According to the World Register of Marine Species (WoRMS) before 2019, the following species were included within the genus Muricodrupa :
- Muricodrupa fiscellum (Gmelin, 1791), now Murichorda fiscellum (Gmelin, 1791)
- Muricodrupa jacobsoni Emerson & D'Attilio, 1981, now Murichorda jacobsoni (Emerson & D'Attilio, 1981) (original combination)

The Indo-Pacific Molluscan Database (2006) also includes the following names in current use
- Muricodrupa fusca (Küster, 1868 in 1859-68): synonym of Semiricinula fusca (Küster, 1862)
- Muricodrupa pothuanii (Souleyet in Eydoux & Souleyet, 1852)
- Muricodrupa stellaris (Hombron & Jaquinot, 1854)

==Taxonomy==
In 1918, Iredale noted that the shell then known as Ricinula (or Sistrum) cancellata Quoy and Gaimard 1833 was synonymous with the Purpura fenestrata of Blainville, 1832. He asserted that the species was distinct from Drupa and Morula, creating a new monotypic genus Muricodrupa.
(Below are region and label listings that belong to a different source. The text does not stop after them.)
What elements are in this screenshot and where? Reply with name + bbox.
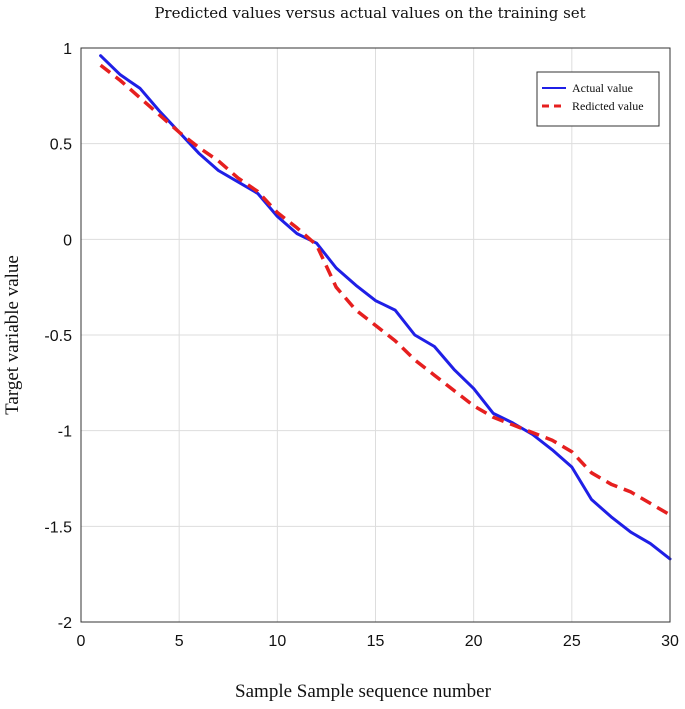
x-tick-label: 5	[175, 633, 184, 650]
x-tick-label: 10	[268, 633, 286, 650]
series-line-predicted	[99, 63, 671, 517]
y-tick-label: -2	[58, 615, 72, 632]
y-axis-label: Target variable value	[2, 255, 23, 415]
series-layer	[99, 54, 672, 561]
y-tick-label: 0	[63, 232, 72, 249]
y-tick-labels: -2 -1.5 -1 -0.5 0 0.5 1	[44, 41, 72, 632]
x-tick-label: 15	[367, 633, 385, 650]
x-tick-label: 30	[661, 633, 679, 650]
x-axis-label: Sample Sample sequence number	[235, 681, 492, 702]
y-tick-label: 0.5	[50, 137, 72, 154]
chart-title: Predicted values versus actual values on…	[154, 4, 585, 22]
legend-box	[536, 71, 660, 127]
legend: Actual value Redicted value	[536, 71, 660, 127]
y-tick-label: -1.5	[44, 519, 72, 536]
y-tick-label: -1	[58, 424, 72, 441]
x-tick-label: 0	[77, 633, 86, 650]
plot-frame	[80, 47, 671, 623]
x-tick-label: 25	[563, 633, 581, 650]
legend-label-predicted: Redicted value	[572, 99, 644, 113]
x-tick-label: 20	[465, 633, 483, 650]
legend-label-actual: Actual value	[572, 81, 633, 95]
x-tick-labels: 0 5 10 15 20 25 30	[77, 633, 679, 650]
y-tick-label: -0.5	[44, 328, 72, 345]
y-tick-label: 1	[63, 41, 72, 58]
series-line-actual	[99, 54, 672, 561]
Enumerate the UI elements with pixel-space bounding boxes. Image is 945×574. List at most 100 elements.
By 2013, the genus had been expanded to several species. Claremont et al. found the type species Muricodrupa fenestrata was related to Morula anaxares, but not to other species that had been classified into Muricodrupa. As a result, in 2019 Houart et al. proposed renaming Morula anaxares to Muricodrupa anaxares, and removing M. fiscellum and M. jacobsoni to a new genus Murichorda. Muricodrupa as redefined is related to a group of former Morula species now called Tenguella.